Footage shot with high-speed cameras has revealed how hummingbirds’ tiny wings bend and flex to keep them in the air. Masateru Maeda, a PhD student at Chiba University in Japan, captured the footage as part of a study that eventually aims to build hummingbird-inspired artificial wings. The researchers found that the birds’ primary feathers – the main flight feathers along the outer edges of their wings – slide as they flap. This changes the shape and size of the wing, precisely controlling the lift that the wings produce.
The research was presented at the Society for Experimental Biology’s annual meeting in Valencia, Spain. Hummingbird Hummingbirds are birds that comprise the family Trochilidae. They are among the smallest of birds, most species measuring in the 7.5–13 cm (3–5 in) range. Indeed, the smallest extant bird species is a hummingbird, the 5-cm Bee Hummingbird. They hover in mid-air by rapidly flapping their wings 12–80 times per second (depending on the species ).
They are known as hummingbirds because of the humming sound created by their beating wings, which sometimes sounds like bees or other insects. To conserve energy while they sleep or when food is scarce, they have the ability to go into a hibernation-like state (torpor) where their metabolic rate is slowed to 1/15th of its normal rate. When the nights get colder, their body temperature can drop significantly and thus slow down their heart and breathing rate, thus burning much less energy overnight. As the day heats back up, the hummingbirds’ body temperature will come back up and they resume their normal activity.
They can fly at speeds exceeding 15 m/s (54 km/h; 34 mph ); they are also the only group of birds with the ability to fly backwards. Individuals from some species of hummingbirds weigh less than a penny. Aerodynamics Of Flight Hummingbird flight has been studied intensively from an aerodynamic perspective using wind tunnels and high-speed video cameras. Writing in Nature, the biomechanist Douglas Warrick and coworkers studied the Rufous Hummingbird, Selasphorus rufus, in a wind tunnel using particle image velocimetry techniques and investigated the lift generated on the bird’s upstroke and downstroke.

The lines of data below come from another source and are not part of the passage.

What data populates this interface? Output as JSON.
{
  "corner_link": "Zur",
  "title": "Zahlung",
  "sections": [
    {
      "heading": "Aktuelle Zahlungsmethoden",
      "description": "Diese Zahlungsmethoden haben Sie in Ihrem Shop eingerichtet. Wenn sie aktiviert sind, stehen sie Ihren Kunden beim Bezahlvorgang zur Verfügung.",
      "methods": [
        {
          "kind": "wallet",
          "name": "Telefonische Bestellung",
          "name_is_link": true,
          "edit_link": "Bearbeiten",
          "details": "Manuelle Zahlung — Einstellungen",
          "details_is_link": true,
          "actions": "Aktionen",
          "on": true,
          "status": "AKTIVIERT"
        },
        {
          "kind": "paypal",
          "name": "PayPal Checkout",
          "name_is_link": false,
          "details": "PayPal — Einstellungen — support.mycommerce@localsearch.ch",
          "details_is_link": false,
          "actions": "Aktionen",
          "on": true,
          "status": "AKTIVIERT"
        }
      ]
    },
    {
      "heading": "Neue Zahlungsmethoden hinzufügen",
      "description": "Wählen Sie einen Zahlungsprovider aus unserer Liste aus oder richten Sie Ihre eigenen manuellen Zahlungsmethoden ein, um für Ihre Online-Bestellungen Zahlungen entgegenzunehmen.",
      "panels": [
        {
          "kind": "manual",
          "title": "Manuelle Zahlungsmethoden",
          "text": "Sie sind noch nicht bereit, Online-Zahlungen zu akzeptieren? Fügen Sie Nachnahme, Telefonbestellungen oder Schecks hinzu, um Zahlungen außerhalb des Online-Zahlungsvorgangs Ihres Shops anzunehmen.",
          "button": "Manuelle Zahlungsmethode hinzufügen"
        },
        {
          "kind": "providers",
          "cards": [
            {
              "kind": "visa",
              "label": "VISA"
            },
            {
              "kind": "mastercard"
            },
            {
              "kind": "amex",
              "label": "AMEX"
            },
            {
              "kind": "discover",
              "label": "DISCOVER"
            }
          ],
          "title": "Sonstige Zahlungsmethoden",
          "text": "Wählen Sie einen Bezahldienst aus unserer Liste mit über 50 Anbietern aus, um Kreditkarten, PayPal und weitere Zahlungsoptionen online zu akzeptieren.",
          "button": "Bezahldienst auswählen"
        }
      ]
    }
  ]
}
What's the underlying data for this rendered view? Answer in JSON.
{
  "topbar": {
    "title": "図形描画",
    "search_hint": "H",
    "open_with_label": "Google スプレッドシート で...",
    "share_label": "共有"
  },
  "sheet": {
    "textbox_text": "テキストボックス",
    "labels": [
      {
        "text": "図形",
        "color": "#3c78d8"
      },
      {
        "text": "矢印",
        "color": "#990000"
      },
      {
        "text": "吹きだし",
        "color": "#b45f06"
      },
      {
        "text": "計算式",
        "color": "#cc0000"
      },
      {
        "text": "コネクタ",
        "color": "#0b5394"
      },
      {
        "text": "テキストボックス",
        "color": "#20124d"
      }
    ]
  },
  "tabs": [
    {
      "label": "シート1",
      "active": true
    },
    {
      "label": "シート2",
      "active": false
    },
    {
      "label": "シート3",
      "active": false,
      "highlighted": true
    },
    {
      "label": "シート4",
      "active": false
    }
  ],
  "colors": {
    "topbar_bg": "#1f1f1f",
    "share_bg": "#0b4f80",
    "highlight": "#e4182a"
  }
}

They concluded that their subjects produced 75% of their weight support during the downstroke and 25% during the upstroke. Many earlier studies had assumed (implicitly or explicitly) that lift was generated equally during the two phases of the wingbeat cycle, as is the case of insects of a similar size. This finding shows that hummingbirds’ hovering is similar to, but distinct from, that of hovering insects such as the hawk moths.
The Giant Hummingbird’s wings beat is as low as 12 beats per second, the wings of medium-sized hummingbirds beat about 20 to 30 beats per second and the smallest can reach 100 beats per second during courtship displays. A slow-motion video has shown how the hummingbirds deal with water when they are flying. To remove the water from their heads, they shake their heads and body, similar to a dog shaking to shed water.
Wing Structure and Colors Many of the hummingbird species have bright plumage with exotic coloration. In many species, the coloring does not come from pigmentation in the feather structure, but instead from prism-like cells within the top layers of the feathers. When light hits these cells, it is split into wavelengths that reflect to the observer in varying degrees of intensity. The Hummingbird feather structure acts as a diffraction grating. The result is that, merely by shifting position, a muted-looking bird will suddenly become fiery red or vivid green.
However, not all hummingbird colors are due to the prism feather structure. The rusty browns of Allen’s and Rufous Hummingbirds come from pigmentation. Iridescent hummingbird colors actually result from a combination of refraction and pigmentation, since the diffraction structures themselves are made of melanin, a pigment.